Tetraethylene glycol dimethyl ether
- Names: Preferred IUPAC name 2,5,8,11,14-Pentaoxapentadecane

Identifiers
- CAS Number: 143-24-8;
- 3D model (JSmol): Interactive image;
- Abbreviations: TEGDME, tetraglyme, E181
- ChEBI: CHEBI:46785;
- ChemSpider: 13835433;
- ECHA InfoCard: 100.005.086
- EC Number: 205-594-7;
- PubChem CID: 8925;
- UNII: 78L136FLZ9;
- CompTox Dashboard (EPA): DTXSID7044396 ;

Properties
- Chemical formula: C_{10}H_{22}O_{5}
- Molar mass: 222.281 g·mol^{−1}
- Appearance: Colorless liquid
- Density: 1.009 g/mL
- Melting point: −30 °C (−22 °F; 243 K)
- Boiling point: 275.3 °C (527.5 °F; 548.5 K)
- Solubility in water: Miscible
- Acidity (pK_{a}): 38

Thermochemistry
- Std enthalpy of formation (Δ_{f}H^{⦵}_{298}): 1134.6 kJ/mol
- Std enthalpy of combustion (Δ_{c}H^{⦵}_{298}): 6196.5 kJ/mol
- Hazards: Occupational safety and health (OHS/OSH):
- Main hazards: Reproductive toxicity
- Pictograms: GHS08: Health hazard
- Signal word: Danger
- Hazard statements: H360
- Precautionary statements: P201, P202, P281, P308+P313, P405, P501
- NFPA 704 (fire diamond): 1 1 0
- Flash point: 141 °C (286 °F; 414 K)
- Autoignition temperature: 200 °C (392 °F; 473 K)
- LD_{50} (median dose): 5,140 mg/kg (rat, oral)
- Safety data sheet (SDS): Fisher Scientific 34316

Related compounds
- Related: glycol ethers

= Tetraethylene glycol dimethyl ether =

Tetraethylene glycol dimethyl ether (TEGDME or tetraglyme) is a polar aprotic solvent with excellent chemical and thermal stability.
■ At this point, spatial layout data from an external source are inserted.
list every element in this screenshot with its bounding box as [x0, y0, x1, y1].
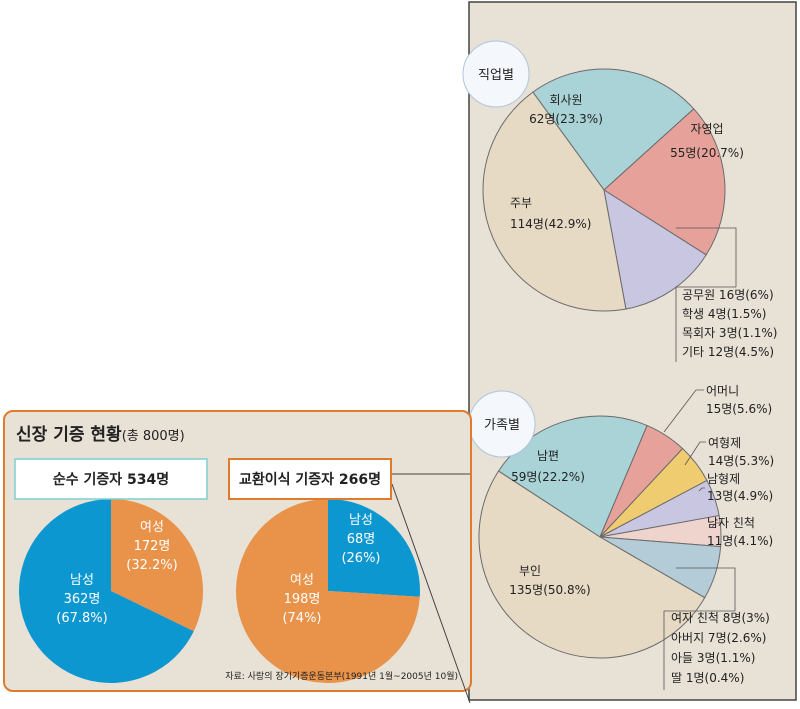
pie-slice-company [532, 68, 695, 191]
label-male-relative-value: 11명(4.1%) [707, 534, 773, 548]
exchange-female-name: 여성 [290, 573, 314, 588]
label-brother-value: 13명(4.9%) [707, 489, 773, 503]
job-title: 직업별 [478, 68, 514, 83]
label-husband-name: 남편 [537, 449, 559, 463]
pure-donor-pie [19, 499, 204, 683]
family-pie [478, 415, 722, 659]
pie-slice-exchange-male [328, 498, 421, 597]
exchange-female-count: 198명 [284, 592, 321, 607]
summary-title: 신장 기증 현황(총 800명) [16, 425, 185, 445]
exchange-donor-title: 교환이식 기증자 266명 [239, 471, 381, 488]
label-company-value: 62명(23.3%) [529, 112, 603, 126]
family-other-2: 아버지 7명(2.6%) [671, 631, 766, 645]
pure-donor-title: 순수 기증자 534명 [53, 471, 169, 488]
pure-female-pct: (32.2%) [126, 558, 177, 573]
pie-slice-housewife [482, 91, 627, 312]
pure-donor-label-box [14, 458, 208, 500]
job-other-4: 기타 12명(4.5%) [682, 345, 774, 359]
family-title: 가족별 [484, 418, 520, 433]
label-mother-name: 어머니 [706, 384, 739, 398]
pure-male-pct: (67.8%) [56, 611, 107, 626]
pie-slice-job-others [603, 188, 707, 310]
family-other-3: 아들 3명(1.1%) [671, 651, 755, 665]
label-wife-name: 부인 [519, 564, 541, 578]
job-pie [482, 68, 726, 312]
label-housewife-value: 114명(42.9%) [510, 217, 591, 231]
label-self-employed-name: 자영업 [690, 122, 723, 136]
summary-title-main: 신장 기증 현황 [16, 425, 122, 445]
label-wife-value: 135명(50.8%) [509, 583, 590, 597]
exchange-donor-pie [236, 498, 421, 683]
label-company-name: 회사원 [549, 93, 582, 107]
label-housewife-name: 주부 [510, 196, 532, 210]
pie-slice-self-employed [603, 108, 726, 256]
source-note: 자료: 사랑의 장기기증운동본부(1991년 1월~2005년 10월) [225, 670, 458, 682]
exchange-male-name: 남성 [349, 513, 373, 528]
job-other-2: 학생 4명(1.5%) [682, 307, 766, 321]
pie-slice-pure-female [111, 499, 204, 632]
family-other-1: 여자 친척 8명(3%) [671, 611, 770, 625]
pure-female-name: 여성 [140, 520, 164, 535]
pie-slice-exchange-female [236, 499, 420, 683]
exchange-male-pct: (26%) [341, 551, 380, 566]
pie-slice-pure-male [19, 499, 194, 683]
pie-slice-wife [478, 470, 706, 659]
label-male-relative-name: 남자 친척 [707, 516, 755, 530]
exchange-female-pct: (74%) [282, 611, 321, 626]
label-self-employed-value: 55명(20.7%) [670, 146, 744, 160]
family-leaders [663, 389, 736, 690]
pure-male-name: 남성 [70, 573, 94, 588]
pure-female-count: 172명 [134, 539, 171, 554]
summary-title-sub: (총 800명) [122, 429, 185, 444]
pure-male-count: 362명 [64, 592, 101, 607]
label-brother-name: 남형제 [707, 472, 740, 486]
exchange-male-count: 68명 [347, 532, 376, 547]
label-husband-value: 59명(22.2%) [511, 470, 585, 484]
exchange-donor-label-box [228, 458, 392, 500]
job-others-leader [675, 227, 737, 362]
label-sister-value: 14명(5.3%) [708, 454, 774, 468]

Its high boiling point and stability makes it an ideal candidate for separation processes and high temperature reactions. TEGDME is also used in lithium-ion battery technology and combined with trifluoroethanol as a working pair for organic absorption heat pumps.

TEGDME is listed as a Substance of Very High Concern under REACH regulations.